Australian technology news, reviews, and guides to help you
Australian technology news, reviews, and guides to help you

Alcatel hits with three punches for budget phones on Vodafone

If you don’t need mobile payments, but would prefer a big battery and some sizeable camera smarts, you might find it in what Alcatel is launching this week.

There’s no shortage of phone choices, but if you’re hunting for a phone and keen to keep the pricing down, 2020 seems to have your name on it.

While the high-end is always catered for with big screens and feature sets, and the mid-range tends to sit in the middle, this year, people looking to spend less than $400 in the budget will clearly have options, as the year has shown.

We’ve heard from Oppo and Realme thus far, not to mention local player Aspera, and now Alcatel’s announcements from earlier in the year are arriving in Australia.

Built for budgets, all three coming from Alcatel sport big screens, ranging from 5.5 inches to 6.22, with Android 10 found on-board, and either one, two, or three cameras depending on how much you want to spend.

At the lowest price point, Alcatel has the 1B, a fairly basic phone sporting 16GB storage and 2GB RAM, with a single 8 megapixel rear camera and a 5 megapixel camera up front. At $99, the Alcatel 1B isn’t intended to be the best of the best, but given the price, gets phone prices well and truly down to the levels button-based phones once sat in.

Just beyond this, Alcatel’s 1V ups the screen size to 6.22 inches, increasing the storage to 32GB, adding a fingerprint sensor for a secure login, and using two cameras on the back, a 13 megapixel standard camera and a 5 megapixel for the background in portrait shots. At $149, it’s a little higher priced, but not so much that it will throw people out.

But at $199, Alcatel’s 3L aims to grab people looking for a few cameras for under a few hundred. It’s a marginally more impressive phone with twice the RAM (4GB) and twice the storage (64GB), plus a 4000mAh battery and three cameras, running a 48 megapixel as the main camera, that 5 megapixel portrait background camera, and a 2 megapixel macro camera for close-ups.

“Australians are looking at their budgets and technology needs more than ever before, so it is only appropriate that we answer the call with our new range for 2020,” said Sam Skontos, Vice President and Managing Director at Alcatel Mobile in Australia.

“To be able to introduce such great options at three critical sub-$200 prices shows the impact that our manufacturing capabilities can have in ensuring Australians have access to the latest technology without breaking the bank,” he said.

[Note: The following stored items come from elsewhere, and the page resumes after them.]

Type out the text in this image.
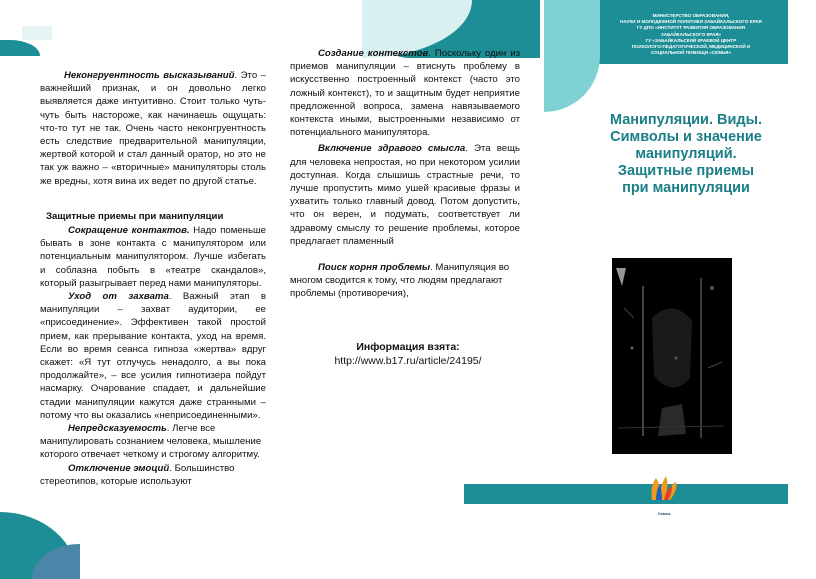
Неконгруентность высказываний. Это – важнейший признак, и он довольно легко выявляется даже интуитивно. Стоит только чуть-чуть быть настороже, как начинаешь ощущать: что-то тут не так. Очень часто неконгруентность есть следствие предварительной манипуляции, жертвой которой и стал данный оратор, но это не так уж важно – «вторичные» манипуляторы столь же вредны, хотя вина их ведет по другой статье.

Защитные приемы при манипуляции

Сокращение контактов. Надо поменьше бывать в зоне контакта с манипулятором или потенциальным манипулятором. Лучше избегать и соблазна побыть в «театре скандалов», который разыгрывает перед нами манипуляторы.

Уход от захвата. Важный этап в манипуляции – захват аудитории, ее «присоединение». Эффективен такой простой прием, как прерывание контакта, уход на время. Если во время сеанса гипноза «жертва» вдруг скажет: «Я тут отлучусь ненадолго, а вы пока продолжайте», – все усилия гипнотизера пойдут насмарку. Очарование спадает, и дальнейшие стадии манипуляции кажутся даже странными – потому что вы оказались «неприсоединенными».

Непредсказуемость. Легче все манипулировать сознанием человека, мышление которого отвечает четкому и строгому алгоритму.

Отключение эмоций. Большинство стереотипов, которые используют

Создание контекстов. Поскольку один из приемов манипуляции – втиснуть проблему в искусственно построенный контекст (часто это ложный контекст), то и защитным будет неприятие предложенной вопроса, замена навязываемого контекста иными, выстроенными независимо от потенциального манипулятора.

Включение здравого смысла. Эта вещь для человека непростая, но при некотором усилии доступная. Когда слышишь страстные речи, то лучше пропустить мимо ушей красивые фразы и ухватить только главный довод. Потом допустить, что он верен, и подумать, соответствует ли здравому смыслу то решение проблемы, которое предлагает пламенный

Поиск корня проблемы. Манипуляция во многом сводится к тому, что людям предлагают проблемы (противоречия),

Информация взята:

http://www.b17.ru/article/24195/

МИНИСТЕРСТВО ОБРАЗОВАНИЯ,

НАУКИ И МОЛОДЕЖНОЙ ПОЛИТИКИ ЗАБАЙКАЛЬСКОГО КРАЯ

ГУ ДПО «ИНСТИТУТ РАЗВИТИЯ ОБРАЗОВАНИЯ

ЗАБАЙКАЛЬСКОГО КРАЯ»

ГУ «ЗАБАЙКАЛЬСКИЙ КРАЕВОЙ ЦЕНТР

ПСИХОЛОГО-ПЕДАГОГИЧЕСКОЙ, МЕДИЦИНСКОЙ И

СОЦИАЛЬНОЙ ПОМОЩИ «СЕМЬЯ»

Манипуляции. Виды.

Символы и значение

манипуляций.

Защитные приемы

при манипуляции

Семья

There are some catches to Alcatel’s new range of budget smartphones, such as the lack of NFC across the range. That might just be another acronym or initialism, but it means there’s no Google Pay support in either the Alcatel 1B, Alcatel 1V, or Alcatel 3L, with that feature missing in action, a shame given it’s beginning to trickle into budget phones, too.

The other catch is that at launch and at these prices, the phones appear locked to Vodafone, arriving at those prices with a Vodafone SIM pack of various amounts depending on the phone: $40 SIM pack for the $199 Alcatel 3L, $30 SIM pack for the $149 Vodafone 1V, and a $10 Vodafone SIM pack for the $99 Alcatel 1B.

It means that if you’re thinking of grabbing one of these budget-priced phones for someone, you may want to factor in the network they’ll likely be locked to.

Once you’ve done that, however, you’ll find all three available from Vodafone stores by late May.